Business

Bill Holland could retire at 32, but still takes transit to work

The former CI Financial chief built a fortune in finance, gave away more than $100 million and still works from a Toronto office.

Daniel Okafor

By Daniel Okafor · Business Editor

3 min read

Bill Holland could retire at 32, but still takes transit to work
Photo: Fortune

Bill Holland had enough money to stop working by age 32, but the former CI Financial chief is still going to the office at 67, Fortune reported. His career shows how early wealth did not lead him to leave work or adopt the trappings often associated with multimillionaires.

Fortune, citing a recent Financial Post profile, reported that Holland’s route into finance began after a run of low-status jobs despite his graduation from Toronto’s York University. The jobs included delivering 7Up, factory work and working as a doorman at a Toronto bar, according to the report.

Holland entered Mackenzie Financial Corp. at 27 as a customer service representative, the Financial Post reported. The job involved taking about 120 customer calls a day, according to Fortune’s account of the profile.

Holland told the Financial Post that he did not see the work as unusually hard unless it involved heavy lifting. Within five years, according to Fortune, he had made enough money to retire as Canada’s mutual fund business was expanding quickly.

Holland credited chance as well as ability for his rise, according to the Financial Post. “A lot of people who have disproportionate success, for the most part, are normal people and if they are being honest with you, they will tell you that they got really lucky,” he said. “I got really lucky.”

From a small firm to CI Financial

Rather than retire, Holland joined a small investment company with about $50 million in assets under management, Fortune reported. That business later became CI Financial, where Holland became chief executive in 1999 and executive chair in 2010, according to Fortune.

CI Financial was taken private last year by a United Arab Emirates sovereign wealth fund, and the company had about $140 billion in assets under management, Fortune reported. Holland’s personal fortune has not been publicly fixed, but The Globe and Mail estimated his CI Financial stake at $260 million in 2011, according to Fortune.

Fortune reported that Holland fully sold his CI Financial holdings last year. Even after building substantial wealth, he still travels to his Toronto office five days a week by public transit, according to the report.

Holland’s current work includes investing, including real estate, and running his family’s philanthropy office, Fortune reported. He has donated more than $100 million to charitable causes over the years, according to Fortune.

Other wealthy figures kept modest habits

Fortune compared Holland’s routine with habits maintained by Warren Buffett and Elon Musk. Buffett, whose fortune exceeds $150 billion, told CBS News last year, “I’m cheap,” according to Fortune.

Buffett still lives in the Omaha, Nebraska, house he bought in 1958 for $31,500, Fortune reported. Fortune said the five-bedroom home is now valued at about $1.3 million, and Buffett has said he would not trade it because he and his late wife raised their three children there.

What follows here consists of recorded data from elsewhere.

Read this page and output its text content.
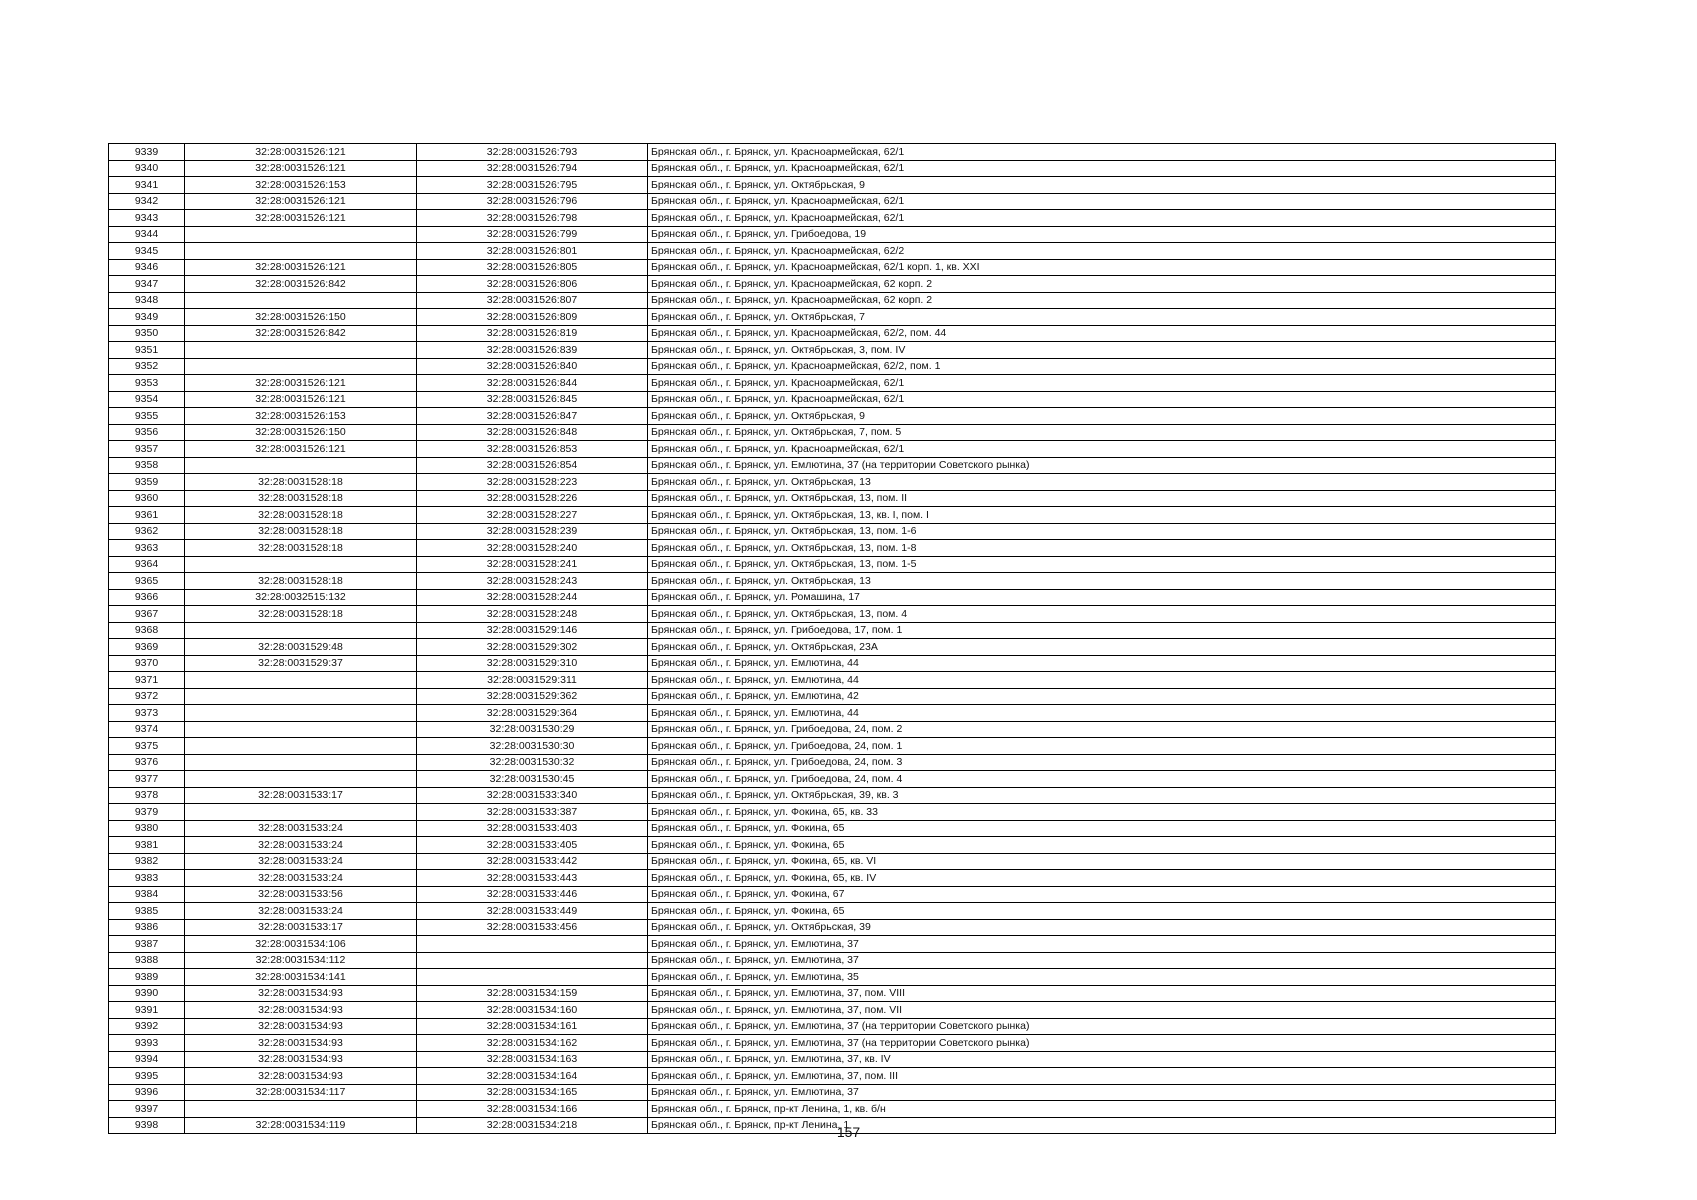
9339	32:28:0031526:121	32:28:0031526:793	Брянская обл., г. Брянск, ул. Красноармейская, 62/1
9340	32:28:0031526:121	32:28:0031526:794	Брянская обл., г. Брянск, ул. Красноармейская, 62/1
9341	32:28:0031526:153	32:28:0031526:795	Брянская обл., г. Брянск, ул. Октябрьская, 9
9342	32:28:0031526:121	32:28:0031526:796	Брянская обл., г. Брянск, ул. Красноармейская, 62/1
9343	32:28:0031526:121	32:28:0031526:798	Брянская обл., г. Брянск, ул. Красноармейская, 62/1
9344		32:28:0031526:799	Брянская обл., г. Брянск, ул. Грибоедова, 19
9345		32:28:0031526:801	Брянская обл., г. Брянск, ул. Красноармейская, 62/2
9346	32:28:0031526:121	32:28:0031526:805	Брянская обл., г. Брянск, ул. Красноармейская, 62/1 корп. 1, кв. XXI
9347	32:28:0031526:842	32:28:0031526:806	Брянская обл., г. Брянск, ул. Красноармейская, 62 корп. 2
9348		32:28:0031526:807	Брянская обл., г. Брянск, ул. Красноармейская, 62 корп. 2
9349	32:28:0031526:150	32:28:0031526:809	Брянская обл., г. Брянск, ул. Октябрьская, 7
9350	32:28:0031526:842	32:28:0031526:819	Брянская обл., г. Брянск, ул. Красноармейская, 62/2, пом. 44
9351		32:28:0031526:839	Брянская обл., г. Брянск, ул. Октябрьская, 3, пом. IV
9352		32:28:0031526:840	Брянская обл., г. Брянск, ул. Красноармейская, 62/2, пом. 1
9353	32:28:0031526:121	32:28:0031526:844	Брянская обл., г. Брянск, ул. Красноармейская, 62/1
9354	32:28:0031526:121	32:28:0031526:845	Брянская обл., г. Брянск, ул. Красноармейская, 62/1
9355	32:28:0031526:153	32:28:0031526:847	Брянская обл., г. Брянск, ул. Октябрьская, 9
9356	32:28:0031526:150	32:28:0031526:848	Брянская обл., г. Брянск, ул. Октябрьская, 7, пом. 5
9357	32:28:0031526:121	32:28:0031526:853	Брянская обл., г. Брянск, ул. Красноармейская, 62/1
9358		32:28:0031526:854	Брянская обл., г. Брянск, ул. Емлютина, 37 (на территории Советского рынка)
9359	32:28:0031528:18	32:28:0031528:223	Брянская обл., г. Брянск, ул. Октябрьская, 13
9360	32:28:0031528:18	32:28:0031528:226	Брянская обл., г. Брянск, ул. Октябрьская, 13, пом. II
9361	32:28:0031528:18	32:28:0031528:227	Брянская обл., г. Брянск, ул. Октябрьская, 13, кв. I, пом. I
9362	32:28:0031528:18	32:28:0031528:239	Брянская обл., г. Брянск, ул. Октябрьская, 13, пом. 1-6
9363	32:28:0031528:18	32:28:0031528:240	Брянская обл., г. Брянск, ул. Октябрьская, 13, пом. 1-8
9364		32:28:0031528:241	Брянская обл., г. Брянск, ул. Октябрьская, 13, пом. 1-5
9365	32:28:0031528:18	32:28:0031528:243	Брянская обл., г. Брянск, ул. Октябрьская, 13
9366	32:28:0032515:132	32:28:0031528:244	Брянская обл., г. Брянск, ул. Ромашина, 17
9367	32:28:0031528:18	32:28:0031528:248	Брянская обл., г. Брянск, ул. Октябрьская, 13, пом. 4
9368		32:28:0031529:146	Брянская обл., г. Брянск, ул. Грибоедова, 17, пом. 1
9369	32:28:0031529:48	32:28:0031529:302	Брянская обл., г. Брянск, ул. Октябрьская, 23А
9370	32:28:0031529:37	32:28:0031529:310	Брянская обл., г. Брянск, ул. Емлютина, 44
9371		32:28:0031529:311	Брянская обл., г. Брянск, ул. Емлютина, 44
9372		32:28:0031529:362	Брянская обл., г. Брянск, ул. Емлютина, 42
9373		32:28:0031529:364	Брянская обл., г. Брянск, ул. Емлютина, 44
9374		32:28:0031530:29	Брянская обл., г. Брянск, ул. Грибоедова, 24, пом. 2
9375		32:28:0031530:30	Брянская обл., г. Брянск, ул. Грибоедова, 24, пом. 1
9376		32:28:0031530:32	Брянская обл., г. Брянск, ул. Грибоедова, 24, пом. 3
9377		32:28:0031530:45	Брянская обл., г. Брянск, ул. Грибоедова, 24, пом. 4
9378	32:28:0031533:17	32:28:0031533:340	Брянская обл., г. Брянск, ул. Октябрьская, 39, кв. 3
9379		32:28:0031533:387	Брянская обл., г. Брянск, ул. Фокина, 65, кв. 33
9380	32:28:0031533:24	32:28:0031533:403	Брянская обл., г. Брянск, ул. Фокина, 65
9381	32:28:0031533:24	32:28:0031533:405	Брянская обл., г. Брянск, ул. Фокина, 65
9382	32:28:0031533:24	32:28:0031533:442	Брянская обл., г. Брянск, ул. Фокина, 65, кв. VI
9383	32:28:0031533:24	32:28:0031533:443	Брянская обл., г. Брянск, ул. Фокина, 65, кв. IV
9384	32:28:0031533:56	32:28:0031533:446	Брянская обл., г. Брянск, ул. Фокина, 67
9385	32:28:0031533:24	32:28:0031533:449	Брянская обл., г. Брянск, ул. Фокина, 65
9386	32:28:0031533:17	32:28:0031533:456	Брянская обл., г. Брянск, ул. Октябрьская, 39
9387	32:28:0031534:106		Брянская обл., г. Брянск, ул. Емлютина, 37
9388	32:28:0031534:112		Брянская обл., г. Брянск, ул. Емлютина, 37
9389	32:28:0031534:141		Брянская обл., г. Брянск, ул. Емлютина, 35
9390	32:28:0031534:93	32:28:0031534:159	Брянская обл., г. Брянск, ул. Емлютина, 37, пом. VIII
9391	32:28:0031534:93	32:28:0031534:160	Брянская обл., г. Брянск, ул. Емлютина, 37, пом. VII
9392	32:28:0031534:93	32:28:0031534:161	Брянская обл., г. Брянск, ул. Емлютина, 37 (на территории Советского рынка)
9393	32:28:0031534:93	32:28:0031534:162	Брянская обл., г. Брянск, ул. Емлютина, 37 (на территории Советского рынка)
9394	32:28:0031534:93	32:28:0031534:163	Брянская обл., г. Брянск, ул. Емлютина, 37, кв. IV
9395	32:28:0031534:93	32:28:0031534:164	Брянская обл., г. Брянск, ул. Емлютина, 37, пом. III
9396	32:28:0031534:117	32:28:0031534:165	Брянская обл., г. Брянск, ул. Емлютина, 37
9397		32:28:0031534:166	Брянская обл., г. Брянск, пр-кт Ленина, 1, кв. б/н
9398	32:28:0031534:119	32:28:0031534:218	Брянская обл., г. Брянск, пр-кт Ленина, 1
157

Fortune also cited a 2017 HBO documentary that described Buffett’s McDonald’s breakfast routine, in which his order varied with the stock market. If markets were down, Fortune reported, he bought two sausage patties for $2.61; if markets were up, he bought a $3.17 bacon, egg and cheese biscuit.

Musk took a different path after years of owning luxury properties, Fortune reported. The Wall Street Journal reported that he sold seven California homes for nearly $130 million after saying in 2020 that he wanted to own no house.

Musk later said his main residence was a roughly $50,000 home near Boca Chica, Texas, rented from SpaceX, according to Fortune. His mother, Maye Musk, wrote on X earlier this year that the home had no food in the fridge and described sleeping in the garage during a visit, Fortune reported.

This story draws on original reporting from Fortune.